Mecca Jamilah Sullivan on The Poetics of Difference: Queer Feminist Forms in the African Diaspora

A conversation with Mecca Jamilah Sullivan about her book The Poetics of Difference: Queer Feminist Forms in the African Diaspora, published by University of Illinois Press in 2021.
A conversation with Mecca Jamilah Sullivan, associate professor in the Department of English at Georgetown University in Washington, D.C. She has written widely in popular and scholarly venues on African American literature and culture, with particular emphasis on the Black feminist tradition, queer theory, and twentieth and twenty first century literary and cultural works. Mecca is the author of three books.
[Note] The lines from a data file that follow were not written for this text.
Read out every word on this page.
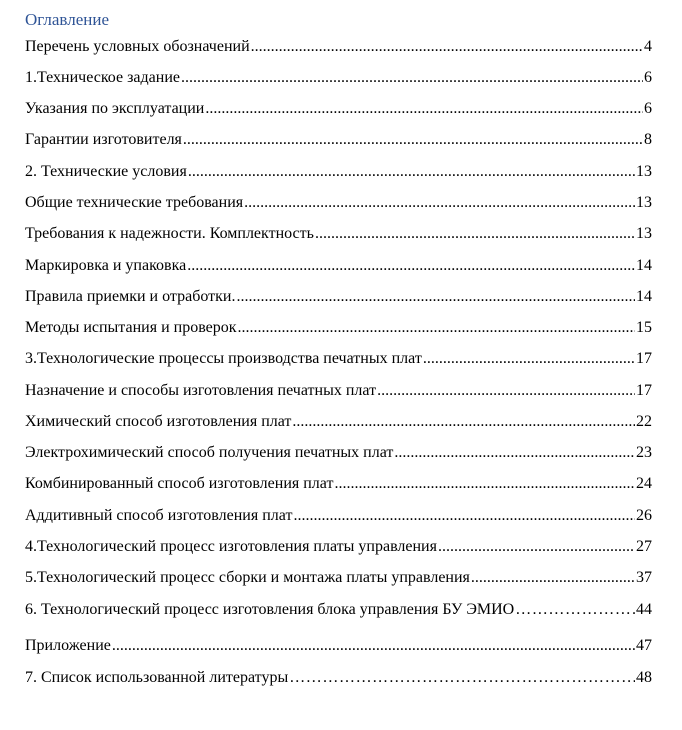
Оглавление
Перечень условных обозначений .....	4
1.Техническое задание .....	6
Указания по эксплуатации .....	6
Гарантии изготовителя .....	8
2. Технические условия .....	13
Общие технические требования .....	13
Требования к надежности. Комплектность .....	13
Маркировка и упаковка .....	14
Правила приемки и отработки. .....	14
Методы испытания и проверок .....	15
3.Технологические процессы производства печатных плат .....	17
Назначение и способы изготовления печатных плат .....	17
Химический способ изготовления плат .....	22
Электрохимический способ получения печатных плат .....	23
Комбинированный способ изготовления плат .....	24
Аддитивный способ изготовления плат .....	26
4.Технологический процесс изготовления платы управления .....	27
5.Технологический процесс сборки и монтажа платы управления .....	37
6. Технологический процесс изготовления блока управления БУ ЭМИО ………………………………………………………………………………………………………………………………………………………………………………………	44
Приложение .....	47
7. Список использованной литературы ………………………………………………………………………………………………………………………………………………………………………………………	48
Blue Talk and Love, a short story collection from 2015, was the winner of the Judith Markowitz Award for Fiction from Lambda Literary, and she recently published the novel Big Girl with W.W. Norton & Co. in 2022. She is also the author of the critical work The Poetics of Difference: Queer Feminist Forms in the African Diaspora, published by University of Illinois Press in 2021 and the occasion for our conversation today. In this conversation, we discuss the origins of the project, the curiosities, political interests, and theoretical orientation behind her exploration of literary, sound, and visual cultures, as well as relationship between her fiction writing and work in critical theory.